Negli ultimi anni, il concetto di inclusione ha guadagnato sempre più importanza nella nostra società. Tuttavia, nonostante i numerosi progressi fatti, ci sono ancora molti ambiti in cui l'accessibilità per le persone in carrozzina è limitata. Uno di questi è rappresentato dalle aree gioco pubbliche. Fortunatamente, stanno emergendo iniziative che mirano a colmare questo gap, come l'introduzione delle altalene riservate esclusivamente agli utenti in carrozzina.
I parchi giochi sono spazi fondamentali per la socializzazione, lo sviluppo e il divertimento dei bambini. Purtroppo, per troppo tempo, questi luoghi sono stati progettati senza considerare le esigenze di tutti i bambini, in particolare quelli con inabilità motorie, anche temporanee. Le altalene accessibili rappresentano una risposta concreta a questa mancanza, offrendo ai bambini in carrozzina l'opportunità di godere delle stesse esperienze di gioco dei loro coetanei.
D’altra parte, questo tipo di strutture, in prima battuta, possono apparire più pericolose di altre: sono costituite di ferro, molto pesante e, oscillando, soprattutto se utilizzate in modo improprio, possono creare disagio e preoccupazione.
La domanda quindi nasce spontanea, queste attrezzature sono sicure? È lecito posizionare questi giochi in parchi o giardini pubblici aperti il più delle volte 24 ore al giorno 7 giorni su 7?
Vediamo di fare un passo indietro, ovvero cercare brevemente e senza entrare troppo in tecnicismi comprensibili solo agli addetti ai lavori, di chiarire meglio il panorama normativo e le regole essenziali che vogliono tutelare sia gli utenti che usufruiscono di questo tipo di giochi, sia tutti gli altri ragazzi che giocano nel parco e da ultimo, ma non meno importante, i gestori di tali altalene.

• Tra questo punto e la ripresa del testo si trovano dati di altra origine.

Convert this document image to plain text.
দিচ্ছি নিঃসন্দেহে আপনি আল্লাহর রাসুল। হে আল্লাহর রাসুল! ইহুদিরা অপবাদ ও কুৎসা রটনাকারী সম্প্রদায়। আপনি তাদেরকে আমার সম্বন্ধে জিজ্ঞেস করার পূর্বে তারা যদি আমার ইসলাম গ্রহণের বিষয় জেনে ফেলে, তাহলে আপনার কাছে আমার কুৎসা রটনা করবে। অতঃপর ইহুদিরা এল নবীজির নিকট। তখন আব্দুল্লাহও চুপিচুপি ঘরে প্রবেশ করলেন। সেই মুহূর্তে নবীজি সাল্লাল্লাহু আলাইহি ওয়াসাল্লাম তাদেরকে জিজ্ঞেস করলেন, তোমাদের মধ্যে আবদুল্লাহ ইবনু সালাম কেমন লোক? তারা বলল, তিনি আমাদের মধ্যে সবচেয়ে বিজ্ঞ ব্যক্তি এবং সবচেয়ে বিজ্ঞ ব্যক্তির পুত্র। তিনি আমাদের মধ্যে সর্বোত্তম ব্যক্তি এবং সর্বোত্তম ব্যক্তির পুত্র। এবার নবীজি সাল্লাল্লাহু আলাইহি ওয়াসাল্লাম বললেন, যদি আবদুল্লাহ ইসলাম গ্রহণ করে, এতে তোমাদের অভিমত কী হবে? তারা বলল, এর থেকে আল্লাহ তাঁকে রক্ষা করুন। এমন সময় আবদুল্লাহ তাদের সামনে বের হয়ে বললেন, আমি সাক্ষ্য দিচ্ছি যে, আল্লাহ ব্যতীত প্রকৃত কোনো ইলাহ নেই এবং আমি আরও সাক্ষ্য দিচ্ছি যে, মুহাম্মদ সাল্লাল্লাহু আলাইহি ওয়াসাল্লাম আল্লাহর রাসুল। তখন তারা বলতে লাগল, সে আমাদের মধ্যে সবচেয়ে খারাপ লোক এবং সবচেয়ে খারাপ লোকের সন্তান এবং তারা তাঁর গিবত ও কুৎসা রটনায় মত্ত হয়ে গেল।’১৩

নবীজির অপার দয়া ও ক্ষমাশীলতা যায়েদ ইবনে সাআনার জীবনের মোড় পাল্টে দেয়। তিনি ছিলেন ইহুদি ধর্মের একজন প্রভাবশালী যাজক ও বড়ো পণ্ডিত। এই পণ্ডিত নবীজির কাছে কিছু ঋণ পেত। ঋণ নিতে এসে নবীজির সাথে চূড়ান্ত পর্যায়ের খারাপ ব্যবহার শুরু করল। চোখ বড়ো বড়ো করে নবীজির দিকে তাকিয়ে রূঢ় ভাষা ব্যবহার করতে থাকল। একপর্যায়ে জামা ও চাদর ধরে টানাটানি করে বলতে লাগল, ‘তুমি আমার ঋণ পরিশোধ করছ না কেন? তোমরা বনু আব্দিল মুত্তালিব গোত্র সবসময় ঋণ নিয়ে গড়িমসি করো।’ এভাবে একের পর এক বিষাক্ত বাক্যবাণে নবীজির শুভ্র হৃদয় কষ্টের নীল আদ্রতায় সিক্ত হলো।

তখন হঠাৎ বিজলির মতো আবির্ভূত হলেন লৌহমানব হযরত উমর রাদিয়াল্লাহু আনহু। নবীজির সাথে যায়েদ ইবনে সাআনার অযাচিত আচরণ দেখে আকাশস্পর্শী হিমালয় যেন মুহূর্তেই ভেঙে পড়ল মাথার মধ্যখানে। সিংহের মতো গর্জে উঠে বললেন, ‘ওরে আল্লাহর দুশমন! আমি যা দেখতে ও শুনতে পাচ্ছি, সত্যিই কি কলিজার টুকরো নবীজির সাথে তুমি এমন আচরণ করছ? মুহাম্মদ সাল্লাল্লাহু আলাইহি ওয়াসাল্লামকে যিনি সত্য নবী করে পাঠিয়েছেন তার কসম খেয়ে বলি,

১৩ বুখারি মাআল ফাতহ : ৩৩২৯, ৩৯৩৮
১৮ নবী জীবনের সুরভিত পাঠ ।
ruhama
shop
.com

Le altalene per utenti in carrozzina devono essere progettate con particolare attenzione alla sicurezza e alla facilità d'uso. Questi dispositivi sono sempre dotati di rampe di accesso e sistemi di fissaggio sicuri che permettono ai bambini di salire e scendere in sicurezza. Inoltre, sono costruite con materiali resistenti e duraturi, in grado di sopportare l'uso continuo e le intemperie.
Sicuramente, è obbligatoria la supervisione di un adulto durante l’utilizzo di queste altalene. Il ragazzo in carrozzina, infatti, non è in grado di entrare, chiudere la ribaltina, fissare le cinghie di sicurezza e dondolarsi da solo. Per effettuare le operazioni sopra indicate, è sempre necessaria la presenza di un accompagnatore che lo aiuti a giocare in sicurezza.
Da ultimo, ma non meno importanti, sono fondamentali le verifiche operate da enti indipendente come TÜV Italia-Gruppo TÜV SÜD, sulla catena ancorata al suolo in modo da evitarne l’eccessiva oscillazione, principale causa di incidenti. Questa catena è dimensionata in fase di collaudo presso il produttore e deve essere presente in ogni altalena installata.
Per evitare danneggiamenti terzi, inoltre, come atti vandalici o usi impropri, il gestore dell’installazione nel parco pubblico dovrà premunirsi di ulteriori accorgimenti.
Chi gioca, ad esempio, deve essere a conoscenza di alcune indicazioni di corretto utilizzo che, normalmente, sono presenti in apposita cartellonistica situata a fianco dell’altalena. Queste regole indicano che l’utilizzo è consentito solamente quando c’è supervisione ed è riservato al massimo ad un solo utente in carrozzina.
Inoltre, per evitare che questo tipo di altalene sia utilizzato impropriamente, il gestore deve garantire che non sia accessibile, ad esempio, recintandola oppure evitando completamente l’oscillazione della piattaforma in ferro fissando con un lucchetto, o altri sistemi, la catena al suolo.
È importante, quindi, che la cultura della sicurezza sia in continua evoluzione. La divulgazione può partire non solo da enti preposti come TÜV Italia, ma anche da associazioni, comuni, genitori o nonni stessi, che devono sentirsi chiamati in causa in tale ambito.
Infatti, solo creando una rete di personale adeguatamente formato, assieme ad una corretta analisi dei rischi di ciò che ci sta attorno, possiamo aiutare gli utilizzatori di ogni età a non farsi male e sensibilizzare i gestori di questi giochi a intervenire ove necessario.